In a typical comment, Kiyoshi Okawa, the boss of a company that makes pet snacks from whale-meat, recently said: "I can't understand how people can consider whales cute. Lambs are much cuter to me than whales, and I don't eat them."

The real engine behind the whale campaign is not culture, however, but politics. After decades living in the diplomatic and military shadow of the US, Japanese nationalists feel this is one area where they can make a splash.

And there is a practical consideration: if the nationalists back down on whales, they fear restrictions on other marine resources will follow, including that beloved staple of the Japanese diet: tuna.

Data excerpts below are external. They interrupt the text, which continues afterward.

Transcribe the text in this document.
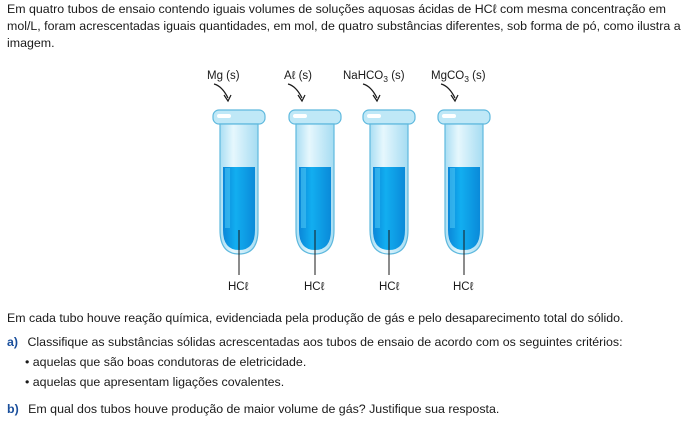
Em quatro tubos de ensaio contendo iguais volumes de soluções aquosas ácidas de HCℓ com mesma concentração em mol/L, foram acrescentadas iguais quantidades, em mol, de quatro substâncias diferentes, sob forma de pó, como ilustra a imagem.

Mg (s)
HCℓ
Aℓ (s)
HCℓ
NaHCO$_3$ (s)
HCℓ
MgCO$_3$ (s)
HCℓ

Em cada tubo houve reação química, evidenciada pela produção de gás e pelo desaparecimento total do sólido.

a) Classifique as substâncias sólidas acrescentadas aos tubos de ensaio de acordo com os seguintes critérios:

• aquelas que são boas condutoras de eletricidade.

• aquelas que apresentam ligações covalentes.

b) Em qual dos tubos houve produção de maior volume de gás? Justifique sua resposta.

Japan's whaling "research fleet" is backed by a lobby of nationalist politicians, mainly within the ruling Liberal Democratic Party. The lobby champions the "tradition" of whale hunting in a handful of fishing communities, and has spent billions of yen in a tireless diplomatic offensive to reverse the 1986 ban.

Many of the same LDP politicians can be found behind other right-wing causes, such as revisionist history textbooks.

Without their support, there is little prospect that whale hunting would be economically viable: the sale of whale-meat barely covers the cost of sending Japan's eight whaling ships out of harbour.